Gmünder Eisenbahngeschichte(n), Teil 4: Silberwarenfabrikant Otto Wolters Erinnerungen an Eisenbahn-​Streiche und Anfangsjahre des Gmünder Bahnhofbetriebs

Jakob Wolter gehörte zu den ersten Bahnbeamten und Vorstehern der Königlich Württembergischen Staatsbahn im Gmünder Bahnhof. Dessen Sohn Otto Wolter, Gründer der traditionsreichen Silberwarenfabrik an der Remsstraße, haben wir wunderbar lebendige Beschreibungen des damaligen Bahnhofalltags zu verdanken. Von Heino Schütte

Freitag, 18. Februar 2011
Rems-Zeitung, Redaktion
5 Minuten Lesedauer

SCHWÄBISCH GMÜND. Kurt-​Eugen Wolter (Urenkel von Bahnhofsvorsteher Jakob Wolter) und seine Frau Helga halten diesen Erinnerungsschatz von Otto Wolter ehrfurchtsvoll in Händen: In feinster Sütterlinschrift hat der Silberwarenfabrikant seine Kindheits– und Eisenbahnerinnerungen an die Anfangszeit der regelmäßig im Remstal verkehrenden Dampfrösser in einem Buch niedergeschrieben. Bemerkenswert einfühlsam und mit Feingeist hat der Autor auch den Zeitgeist jener Jahre dokumentiert. Er schürt damit Nachdenklichkeit angesichts eines strengen Erziehungswesens, überwiegend jedoch Heiterkeit beim Einblick in den beschaulichen Bahnhofsbetrieb. Könnte man sich beispielsweise heute folgende Szenerie vorstellen: Während Lokführer und Heizer beim Schoppen sitzen, setzt Lausbub Otto Wolter zusammen mit Freunden eine Lokomotive in Betrieb, zerdeppert dabei auch noch das Tor einer Remise! Oder die Spitzbuben kuppeln nachts Wagen ab, so dass am Morgen nur ein halber Güterzug davondampft!
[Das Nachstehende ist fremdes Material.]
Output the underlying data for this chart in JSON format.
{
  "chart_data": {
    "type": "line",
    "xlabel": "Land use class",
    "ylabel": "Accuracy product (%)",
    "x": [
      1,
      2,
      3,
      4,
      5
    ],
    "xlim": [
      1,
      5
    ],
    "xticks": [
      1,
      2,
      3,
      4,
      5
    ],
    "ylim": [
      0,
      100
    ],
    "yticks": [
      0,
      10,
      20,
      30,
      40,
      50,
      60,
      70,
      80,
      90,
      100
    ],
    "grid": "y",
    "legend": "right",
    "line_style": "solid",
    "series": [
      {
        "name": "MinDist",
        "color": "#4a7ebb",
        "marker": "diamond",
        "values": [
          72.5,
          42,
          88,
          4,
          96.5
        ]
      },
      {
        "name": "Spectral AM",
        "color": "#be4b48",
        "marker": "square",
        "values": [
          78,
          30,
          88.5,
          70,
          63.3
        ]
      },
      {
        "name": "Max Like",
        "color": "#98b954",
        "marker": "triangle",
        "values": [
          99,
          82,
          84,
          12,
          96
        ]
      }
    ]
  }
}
Der Reihe nach. Am Anfang ging’s in der Eisenbahn-​Familie von Jakob Wolter eher traurig zu. Um 1859 wohnte und arbeitete und lebte man noch an der neuen Bahnstrecke in Esslingen. Die katholische Familie hatte in der protestantischen Stadt kein leichtes Dasein. Besonders die Kinder hatten zu leiden.
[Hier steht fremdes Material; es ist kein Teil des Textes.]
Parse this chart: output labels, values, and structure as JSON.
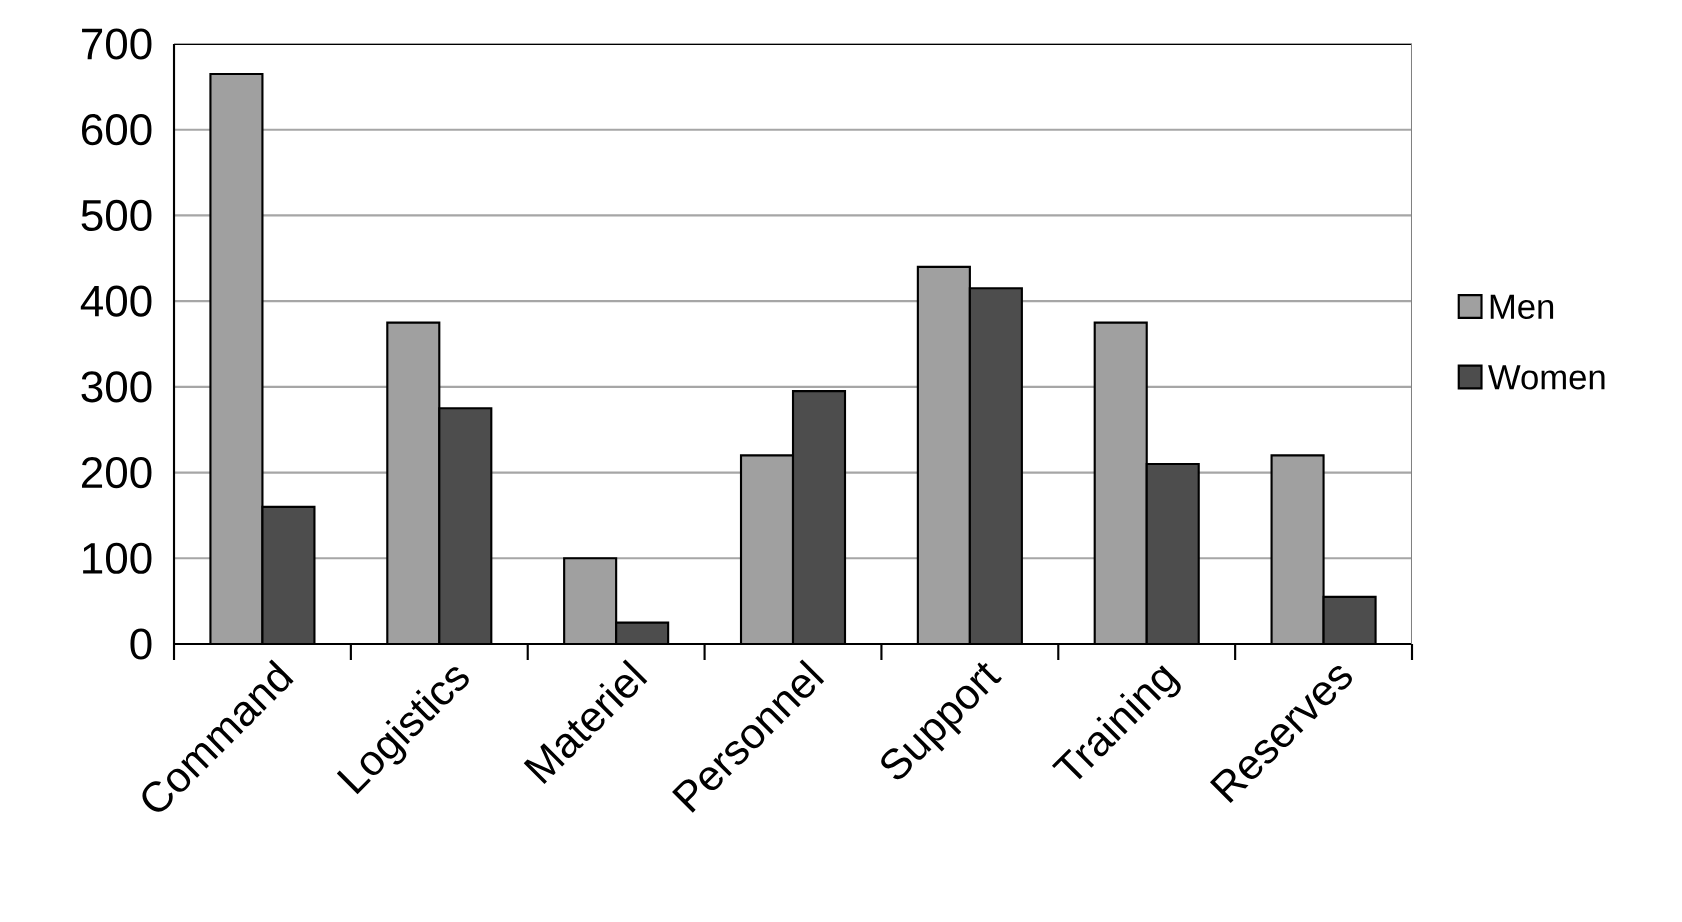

Otto Wolter: „Die Protestanten konnten die Katholischen nicht leiden. Wenn wir Buben auch spielen wollten, mussten wir stets hören: Du bist ein Kreutzkopf, du darfst nicht mitspielen! Wir wurden vom spielen ganz ausgeschlossen. Sehr häufig kam es vor, dass, wenn wir von der Schule nach Hause giengen, wir von einem Haufen Buben verfolgt & gejagt wurden bis an unsere Hausthüre und beständigemschreien: Haut nur die Kreutzköpfe recht durch! Die Erwachsenen sahen zu & freuten sich, wenn wir recht gejagt und verhauen wurden. Wenn wir den Eltern, Lehrern oder dem Herrn Stadtpfarrer unser Leid klagten, hieß es nur, da können wir nichts machen, wir seien halt die Minderheit!“
Die erste Begegnung der Eisenbahner-​Familie mit der „lieben Stadt Gmünd“
Zwischendurch schreibt Otto Wolter über abenteuerliche Streiche am Neckar und an den Seitenkanälen. Doch dann erneut die Klage und die Beschreibung des traurigen Alltags. Die Mutter wurde sogar krank, offenbar waren auch die ständigen Sorgen über das katholische Dasein inmitten der wüsten Protestanten eine der Ursachen.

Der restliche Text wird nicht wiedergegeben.